O mundo das cores, que parecia tão familiar, acaba de ganhar um novo capítulo surpreendente. Um time de cientistas revelou a existência de “Olo”, um tom que só pode ser visto com tecnologia avançada — e que promete reescrever as bases da neurociência da visão.
O que é o “Olo” e por que não conseguimos enxergá-lo
Segundo estudo publicado na Science Advances, “Olo” é um tom que não aparece no espectro de cores normalmente percebido pelo olho humano. Isso acontece porque ele não surge da combinação padrão dos cones da retina. Só pode ser visto ao estimular de forma isolada os cones M — responsáveis pela percepção entre verde e azul — usando tecnologia a laser.

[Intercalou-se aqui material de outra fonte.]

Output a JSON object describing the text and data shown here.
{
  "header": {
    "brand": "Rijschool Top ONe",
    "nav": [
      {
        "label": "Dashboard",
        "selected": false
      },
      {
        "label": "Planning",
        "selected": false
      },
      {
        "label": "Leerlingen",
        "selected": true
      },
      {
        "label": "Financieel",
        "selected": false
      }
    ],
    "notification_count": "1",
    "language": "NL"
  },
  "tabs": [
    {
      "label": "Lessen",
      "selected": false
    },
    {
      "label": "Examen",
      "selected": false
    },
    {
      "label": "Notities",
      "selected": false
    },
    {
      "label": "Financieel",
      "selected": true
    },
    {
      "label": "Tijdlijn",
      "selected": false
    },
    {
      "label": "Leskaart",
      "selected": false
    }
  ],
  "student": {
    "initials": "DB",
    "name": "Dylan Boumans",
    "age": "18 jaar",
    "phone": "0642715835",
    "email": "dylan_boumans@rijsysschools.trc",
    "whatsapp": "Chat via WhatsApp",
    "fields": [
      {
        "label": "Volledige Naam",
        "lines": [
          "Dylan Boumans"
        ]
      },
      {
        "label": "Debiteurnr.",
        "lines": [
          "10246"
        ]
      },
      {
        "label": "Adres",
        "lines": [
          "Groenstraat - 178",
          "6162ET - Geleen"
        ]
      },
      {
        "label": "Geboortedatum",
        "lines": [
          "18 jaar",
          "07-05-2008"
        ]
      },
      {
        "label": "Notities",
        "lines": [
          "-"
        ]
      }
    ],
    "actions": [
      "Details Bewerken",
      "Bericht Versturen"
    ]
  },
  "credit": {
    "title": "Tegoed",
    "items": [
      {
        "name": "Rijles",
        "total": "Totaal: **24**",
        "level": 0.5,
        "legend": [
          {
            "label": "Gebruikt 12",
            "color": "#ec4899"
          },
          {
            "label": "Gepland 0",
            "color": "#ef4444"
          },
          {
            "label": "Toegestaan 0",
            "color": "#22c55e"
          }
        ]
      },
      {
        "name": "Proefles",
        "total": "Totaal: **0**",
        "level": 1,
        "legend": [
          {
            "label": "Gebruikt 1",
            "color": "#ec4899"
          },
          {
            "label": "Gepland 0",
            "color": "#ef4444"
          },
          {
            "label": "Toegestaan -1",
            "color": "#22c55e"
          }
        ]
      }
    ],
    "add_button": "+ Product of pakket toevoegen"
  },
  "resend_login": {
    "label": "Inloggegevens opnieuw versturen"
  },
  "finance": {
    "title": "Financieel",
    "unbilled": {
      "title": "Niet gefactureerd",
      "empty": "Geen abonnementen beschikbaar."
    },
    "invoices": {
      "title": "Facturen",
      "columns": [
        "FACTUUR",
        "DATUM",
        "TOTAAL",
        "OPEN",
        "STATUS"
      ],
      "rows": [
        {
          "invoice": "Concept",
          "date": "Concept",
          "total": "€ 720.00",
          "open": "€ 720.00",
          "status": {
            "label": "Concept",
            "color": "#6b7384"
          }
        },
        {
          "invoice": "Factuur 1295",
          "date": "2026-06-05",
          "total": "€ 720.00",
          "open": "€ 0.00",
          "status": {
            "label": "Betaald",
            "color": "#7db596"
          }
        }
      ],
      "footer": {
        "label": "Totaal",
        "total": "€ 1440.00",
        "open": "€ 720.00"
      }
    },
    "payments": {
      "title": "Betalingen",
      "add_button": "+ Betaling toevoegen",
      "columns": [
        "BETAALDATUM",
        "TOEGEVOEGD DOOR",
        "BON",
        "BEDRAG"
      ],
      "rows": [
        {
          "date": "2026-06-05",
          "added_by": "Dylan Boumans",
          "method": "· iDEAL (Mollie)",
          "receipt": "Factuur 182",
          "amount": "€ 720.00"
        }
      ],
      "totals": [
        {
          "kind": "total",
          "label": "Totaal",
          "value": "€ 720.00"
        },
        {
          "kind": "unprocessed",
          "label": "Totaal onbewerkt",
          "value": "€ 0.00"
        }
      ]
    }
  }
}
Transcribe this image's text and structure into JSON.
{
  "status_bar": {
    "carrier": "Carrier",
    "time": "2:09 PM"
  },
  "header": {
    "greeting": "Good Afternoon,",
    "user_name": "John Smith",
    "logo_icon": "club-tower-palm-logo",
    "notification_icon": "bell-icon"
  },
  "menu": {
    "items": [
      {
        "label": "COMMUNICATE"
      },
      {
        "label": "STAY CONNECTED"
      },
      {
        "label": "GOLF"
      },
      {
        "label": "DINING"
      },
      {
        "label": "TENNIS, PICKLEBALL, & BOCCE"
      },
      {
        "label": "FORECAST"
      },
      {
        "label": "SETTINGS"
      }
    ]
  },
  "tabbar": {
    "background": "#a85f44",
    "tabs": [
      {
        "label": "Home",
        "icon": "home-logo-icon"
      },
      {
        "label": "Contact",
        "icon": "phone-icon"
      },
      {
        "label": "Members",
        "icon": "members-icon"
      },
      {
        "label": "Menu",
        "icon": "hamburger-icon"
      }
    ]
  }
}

Quem teve acesso ao experimento descreveu “Olo” como um “azul esverdeado” com intensidade e saturação inéditas. Não há como reproduzi-lo em telas, tintas ou impressões. Para vê-lo, é necessário manipular diretamente a resposta biológica do olho.

Como os cientistas conseguiram revelar essa nova cor
A descoberta foi liderada pelo professor Ren Ng e sua equipe no Berkeley Artificial Intelligence Research (BAIR). Eles criaram o sistema Oz, capaz de enviar estímulos laser diretamente a células específicas da retina, ativando apenas os cones M sem interferência de outros cones.
Essa abordagem inédita permitiu aos cientistas “libertar” uma percepção visual completamente nova. Como explicou Ng, “Olo” é mais do que um novo tom — é uma prova de que a percepção humana pode ser expandida para além dos limites naturais.
Um futuro onde novos sentidos podem ser desbloqueados?
A descoberta de “Olo” levanta questões fascinantes: quantas cores ainda desconhecemos? Será possível, no futuro, modificar nossos olhos como atualizamos um software? Estaríamos diante de uma nova era sensorial?
Por enquanto, “Olo” permanece um privilégio dos laboratórios — e uma curiosidade científica que desafia nossax compreensão sobre o que é “ver”. Mas quem sabe um dia, com a evolução da tecnologia, possamos abrir uma nova janela no nosso espectro de percepção.